La leader del Pd quindi rimarca come sia stato “compiuto un primo passo importante. I governi non facciano cadere nel vuoto la richiesta del Parlamento europeo. Speriamo -dice- che si arrivi a decisioni ancora più concrete e strategiche. Noi continueremo a lavorare per questo, sollecitando a tutti i livelli le istituzioni italiane ed europee. Salvare una vita – conclude la Schlein- non può essere semplicemente una scelta. È prima di tutto un dovere”. Nel gennaio 2023, l’Italia ha approvato un nuovo decreto, che è diventato legge a marzo. La legge 15/2023 vieta alle navi di ricerca e soccorso di effettuare più di un salvataggio.

La legislazione stabilisce che le navi di ricerca e soccorso dovrebbero immediatamente dirigersi verso il luogo sicuro assegnato dopo un’operazione di salvataggio. Ciò significa che le navi non dovrebbero più fornire assistenza ad altre imbarcazioni in difficoltà. Inoltre, la legge obbliga i comandanti delle navi che hanno effettuato un salvataggio a fornire alle autorità italiane informazioni non specificate sull’operazione di salvataggio effettuata. In pratica, ciò ha portato alla richiesta di informazioni su una scala immensa e senza precedenti. La nuova legge è esacerbata dalla recente pratica delle autorità italiane di assegnare porti remoti alle navi di soccorso per i sopravvissuti allo sbarco. Questa politica non è prevista da alcuna legislazione, ma è pratica comune dal dicembre 2022.

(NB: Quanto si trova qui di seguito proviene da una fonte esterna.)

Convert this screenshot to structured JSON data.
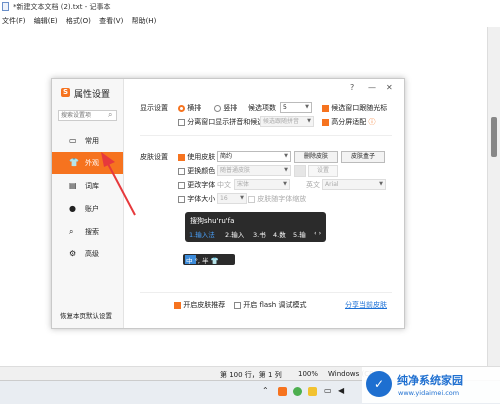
{
  "notepad": {
    "title": "*新建文本文档 (2).txt - 记事本",
    "menu": [
      "文件(F)",
      "编辑(E)",
      "格式(O)",
      "查看(V)",
      "帮助(H)"
    ],
    "status": {
      "position": "第 100 行，第 1 列",
      "zoom": "100%",
      "eol": "Windows (CRLF)"
    }
  },
  "dialog": {
    "title": "属性设置",
    "help": "?",
    "minimize": "—",
    "close": "✕",
    "search_placeholder": "搜索设置项",
    "nav": [
      {
        "icon": "monitor-icon",
        "glyph": "▭",
        "label": "常用"
      },
      {
        "icon": "shirt-icon",
        "glyph": "👕",
        "label": "外观"
      },
      {
        "icon": "book-icon",
        "glyph": "▤",
        "label": "词库"
      },
      {
        "icon": "person-icon",
        "glyph": "●",
        "label": "账户"
      },
      {
        "icon": "search-icon",
        "glyph": "⌕",
        "label": "搜索"
      },
      {
        "icon": "gear-icon",
        "glyph": "⚙",
        "label": "高级"
      }
    ],
    "reset": "恢复本页默认设置",
    "display": {
      "section": "显示设置",
      "horizontal": "横排",
      "vertical": "竖排",
      "candidate_count_label": "候选项数",
      "candidate_count": "5",
      "follow_cursor": "候选窗口跟随光标",
      "separate_pinyin": "分离窗口显示拼音和候选",
      "separate_mode": "候选跟随拼音",
      "hidpi": "高分屏适配"
    },
    "skin": {
      "section": "皮肤设置",
      "use_skin": "使用皮肤",
      "skin_name": "简约",
      "delete_skin": "删除皮肤",
      "skin_box": "皮肤盒子",
      "change_color": "更换颜色",
      "color_value": "随普通皮肤",
      "color_settings": "设置",
      "change_font": "更改字体",
      "chinese_label": "中文",
      "chinese_font": "宋体",
      "english_label": "英文",
      "english_font": "Arial",
      "font_size_label": "字体大小",
      "font_size": "16",
      "scale_with_skin": "皮肤随字体缩放"
    },
    "preview": {
      "composition": "搜狗shu'ru'fa",
      "candidates": [
        "1.输入法",
        "2.输入",
        "3.书",
        "4.数",
        "5.输"
      ],
      "more": "‹ ›",
      "status_bar": "中 °, 半 👕"
    },
    "footer": {
      "skin_recommend": "开启皮肤推荐",
      "flash_debug": "开启 flash 调试模式",
      "share": "分享当前皮肤"
    }
  },
  "watermark": {
    "brand": "纯净系统家园",
    "url": "www.yidaimei.com"
  },
  "colors": {
    "accent": "#f6731f",
    "arrow": "#e6393c"
  }
}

“Ogni giorno che non passiamo nella zona di ricerca e soccorso, che sia a causa di detenzioni o sulla strada per un porto lontano, mette a rischio vite umane”, dichiara Djoen Besselink, responsabile delle operazioni di Msf. “La legge è rivolta alle organizzazioni non governative, ma il vero prezzo sarà pagato dalle persone in fuga attraverso il Mediterraneo e in difficoltà su una barca”. Il tempo di percorrenza prolungato verso i porti del nord Italia comporta anche rischi per la salute fisica e mentale delle persone soccorse a bordo. “L’assegnazione di rifugi sicuri a più di 1.000 km di distanza da un salvataggio mette in pericolo il benessere fisico e psicologico dei sopravvissuti”, afferma Josh[1], capitano della nave di soccorso SOS Humanity Humanity 1.

“Le 199 persone che abbiamo recentemente salvato, tra cui donne incinte e bambini, hanno dovuto percorrere circa 1.300 km per sbarcare in Italia, anche se altri porti italiani erano molto più vicini”. “Le persone soccorse provengono da paesi colpiti da guerre, cambiamenti climatici e violazioni dei diritti umani”, afferma Carlo Maisano, coordinatore della nave di soccorso Life Support di Emergency. “Sono spesso in uno stato estremamente vulnerabile, che è esacerbato dal tempo prolungato in mare”. Le maggiori distanze hanno anche un impatto negativo sulle stesse organizzazioni civili di ricerca e soccorso. “La pratica di allocare porti lontani aumenta i costi del carburante per le organizzazioni civili di ricerca e soccorso e esaurisce i loro budget limitati, influenzando la loro capacità di salvare vite in futuro”, afferma Maisano.